Por Enrique Valiente Noailles
Enfoques - La Nación
Sesenta y cuatro casilleros tiene un tablero de ajedrez. Como si no hubiera querido extenderse más allá de sus límites, Bobby Fischer murió a los sesenta y cuatro años. Un tablero donde sólo existe una dualidad entre dos fuerzas: son las mismas piezas, las mismas formas, los mismos signos, sólo diferenciados por colores y direcciones opuestas.
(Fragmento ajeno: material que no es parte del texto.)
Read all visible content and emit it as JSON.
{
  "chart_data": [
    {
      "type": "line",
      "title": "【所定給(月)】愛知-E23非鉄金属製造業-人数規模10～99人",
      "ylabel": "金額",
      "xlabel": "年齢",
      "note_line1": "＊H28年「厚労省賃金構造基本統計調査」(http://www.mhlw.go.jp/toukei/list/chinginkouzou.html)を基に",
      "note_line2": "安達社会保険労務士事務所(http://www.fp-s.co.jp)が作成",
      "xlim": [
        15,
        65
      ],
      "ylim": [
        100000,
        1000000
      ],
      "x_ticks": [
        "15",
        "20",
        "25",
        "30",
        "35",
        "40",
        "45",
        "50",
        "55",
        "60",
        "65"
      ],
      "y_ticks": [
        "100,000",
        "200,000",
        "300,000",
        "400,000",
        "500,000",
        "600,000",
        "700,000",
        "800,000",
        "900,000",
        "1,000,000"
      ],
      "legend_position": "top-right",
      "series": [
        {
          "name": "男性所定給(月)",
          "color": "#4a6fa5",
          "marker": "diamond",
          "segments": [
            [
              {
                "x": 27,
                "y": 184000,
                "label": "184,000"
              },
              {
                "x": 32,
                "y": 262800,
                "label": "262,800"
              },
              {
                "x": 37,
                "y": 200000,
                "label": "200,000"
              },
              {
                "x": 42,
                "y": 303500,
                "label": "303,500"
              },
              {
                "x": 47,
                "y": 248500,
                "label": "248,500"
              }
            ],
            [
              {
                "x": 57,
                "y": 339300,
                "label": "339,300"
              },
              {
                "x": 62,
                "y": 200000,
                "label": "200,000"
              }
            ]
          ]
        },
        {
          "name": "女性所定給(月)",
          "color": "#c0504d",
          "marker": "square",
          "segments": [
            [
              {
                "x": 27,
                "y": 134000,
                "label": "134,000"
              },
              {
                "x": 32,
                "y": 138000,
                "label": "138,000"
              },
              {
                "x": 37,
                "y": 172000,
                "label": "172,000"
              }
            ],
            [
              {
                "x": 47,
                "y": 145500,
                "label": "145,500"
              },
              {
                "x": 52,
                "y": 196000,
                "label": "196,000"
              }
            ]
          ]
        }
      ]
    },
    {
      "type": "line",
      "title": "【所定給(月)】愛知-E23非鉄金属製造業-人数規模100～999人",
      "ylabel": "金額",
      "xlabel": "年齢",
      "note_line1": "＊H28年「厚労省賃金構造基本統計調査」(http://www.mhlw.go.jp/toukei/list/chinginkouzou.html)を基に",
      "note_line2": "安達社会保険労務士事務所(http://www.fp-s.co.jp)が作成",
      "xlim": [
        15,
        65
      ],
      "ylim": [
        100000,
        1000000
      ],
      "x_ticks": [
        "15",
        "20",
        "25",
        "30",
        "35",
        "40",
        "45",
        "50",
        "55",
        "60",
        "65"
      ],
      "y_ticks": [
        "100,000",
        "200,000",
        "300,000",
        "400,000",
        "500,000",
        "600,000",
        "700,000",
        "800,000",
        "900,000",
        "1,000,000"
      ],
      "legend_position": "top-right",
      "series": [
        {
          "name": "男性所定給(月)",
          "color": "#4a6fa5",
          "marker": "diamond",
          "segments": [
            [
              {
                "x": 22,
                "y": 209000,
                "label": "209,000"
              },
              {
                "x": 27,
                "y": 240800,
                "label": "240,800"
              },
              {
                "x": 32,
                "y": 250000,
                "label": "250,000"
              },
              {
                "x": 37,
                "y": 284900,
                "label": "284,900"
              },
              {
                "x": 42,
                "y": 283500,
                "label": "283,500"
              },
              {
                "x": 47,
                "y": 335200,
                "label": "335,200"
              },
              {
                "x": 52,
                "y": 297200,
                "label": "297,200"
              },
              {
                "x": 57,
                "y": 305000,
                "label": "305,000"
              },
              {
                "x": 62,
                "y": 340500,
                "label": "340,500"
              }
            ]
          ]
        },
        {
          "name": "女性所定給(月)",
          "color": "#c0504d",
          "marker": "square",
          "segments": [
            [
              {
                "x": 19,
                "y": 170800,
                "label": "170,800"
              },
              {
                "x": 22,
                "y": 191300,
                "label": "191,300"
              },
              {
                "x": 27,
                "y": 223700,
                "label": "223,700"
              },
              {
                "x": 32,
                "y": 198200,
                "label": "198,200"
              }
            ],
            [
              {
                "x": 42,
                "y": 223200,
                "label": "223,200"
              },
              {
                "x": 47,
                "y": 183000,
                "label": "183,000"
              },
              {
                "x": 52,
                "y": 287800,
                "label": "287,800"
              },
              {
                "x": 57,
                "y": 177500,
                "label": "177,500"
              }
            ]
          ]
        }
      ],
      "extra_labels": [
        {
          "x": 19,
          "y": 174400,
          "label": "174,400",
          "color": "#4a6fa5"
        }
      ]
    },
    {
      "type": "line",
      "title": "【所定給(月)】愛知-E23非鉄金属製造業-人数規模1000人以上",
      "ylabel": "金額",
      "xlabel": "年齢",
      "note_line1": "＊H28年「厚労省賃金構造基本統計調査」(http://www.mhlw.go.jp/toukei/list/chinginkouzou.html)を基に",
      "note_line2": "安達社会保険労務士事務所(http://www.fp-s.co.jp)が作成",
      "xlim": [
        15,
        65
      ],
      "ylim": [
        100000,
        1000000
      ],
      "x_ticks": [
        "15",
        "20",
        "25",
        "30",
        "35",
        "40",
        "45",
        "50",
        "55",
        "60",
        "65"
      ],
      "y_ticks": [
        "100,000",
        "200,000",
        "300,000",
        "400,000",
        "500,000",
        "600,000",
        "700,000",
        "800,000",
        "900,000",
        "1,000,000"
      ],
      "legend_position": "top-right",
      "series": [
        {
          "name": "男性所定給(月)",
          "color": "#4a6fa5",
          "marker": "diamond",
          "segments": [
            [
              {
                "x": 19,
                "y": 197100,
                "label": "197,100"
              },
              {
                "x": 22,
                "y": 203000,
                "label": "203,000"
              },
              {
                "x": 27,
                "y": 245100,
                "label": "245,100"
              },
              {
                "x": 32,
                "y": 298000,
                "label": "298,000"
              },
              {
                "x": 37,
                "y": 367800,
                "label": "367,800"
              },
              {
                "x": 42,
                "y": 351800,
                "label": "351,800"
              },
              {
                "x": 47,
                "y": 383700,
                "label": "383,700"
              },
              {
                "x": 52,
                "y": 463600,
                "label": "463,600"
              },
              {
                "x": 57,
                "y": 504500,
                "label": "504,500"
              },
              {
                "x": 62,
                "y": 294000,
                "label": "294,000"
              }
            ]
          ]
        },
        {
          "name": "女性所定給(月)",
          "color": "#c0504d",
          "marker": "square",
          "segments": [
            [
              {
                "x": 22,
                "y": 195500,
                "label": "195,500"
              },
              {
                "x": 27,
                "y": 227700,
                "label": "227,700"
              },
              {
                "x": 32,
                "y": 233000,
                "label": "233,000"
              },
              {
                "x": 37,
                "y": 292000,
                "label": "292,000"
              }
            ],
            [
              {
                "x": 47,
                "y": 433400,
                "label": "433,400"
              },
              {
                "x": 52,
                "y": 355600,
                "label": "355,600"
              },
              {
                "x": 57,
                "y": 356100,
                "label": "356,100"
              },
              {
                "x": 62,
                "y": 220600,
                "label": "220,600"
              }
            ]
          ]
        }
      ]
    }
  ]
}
Ninguno de los bandos representa a los buenos, ninguno representa a los malos. Es el antagonismo previo y puro de la vida lo que está en juego. Es la ambivalencia originaria del mundo lo que está allí presente, mucho antes de que pueda ser domesticada por un sistema de pensamiento. Y mucho se ve allí representado: la vida y la muerte, la repetición de errores y la innovación, el acierto y la distracción, el arrojo y el temor, el cálculo y el sacrificio. Es la pasión de un juego inconmensurable.
Como sucedió con Rimbaud, quedará para siempre el misterio del estallido fulgurante de un genio absoluto seguido de un completo silencio. Un niño de trece años que ganó en 1956 una partida considerada como una de las mejores del siglo pasado, contra Donald Byrne. Y que a los 14 años ganó el campeonato juvenil de Estados Unidos, el abierto de Cleveland y el campeonato nacional. Sin embargo, ya campeón mundial, nunca defendió la corona. ¿Era su destino convertirse en rey del tablero, sólo para quedar en posición de ahogado en medio de la partida? Porque durante 20 años posteriores estuvo ausente de toda competencia. Quedará asimismo abierto ese otro misterio: el de la divergencia entre la genialidad de una persona y su miseria. Fue también el caso de Rimbaud, quien sobre el final de su vida ofició de traficante de armas y de esclavos.
Lo que se establece sobre un tablero de ajedrez es una lucha encarnizada, de tremenda profundidad y dimensión, y una lucha que contrasta con el silencio en el que ella sucede. Es la lucha lo que se muestra y es el silencio lo que queda implícito. ¿Qué extraño enroque de la vida llevó a Bobby Fischer a invertir la situación? Porque lo que parece haber sucedido es que exteriorizó el silencio e interiorizó la lucha. Una lucha en la que él quedó convertido en el campo de batalla. En todo caso, si el ajedrez es siempre también la lucha contra un tercer oponente invisible, el reloj, Bobby Fischer hizo ahora su último movimiento y lo detuvo para siempre.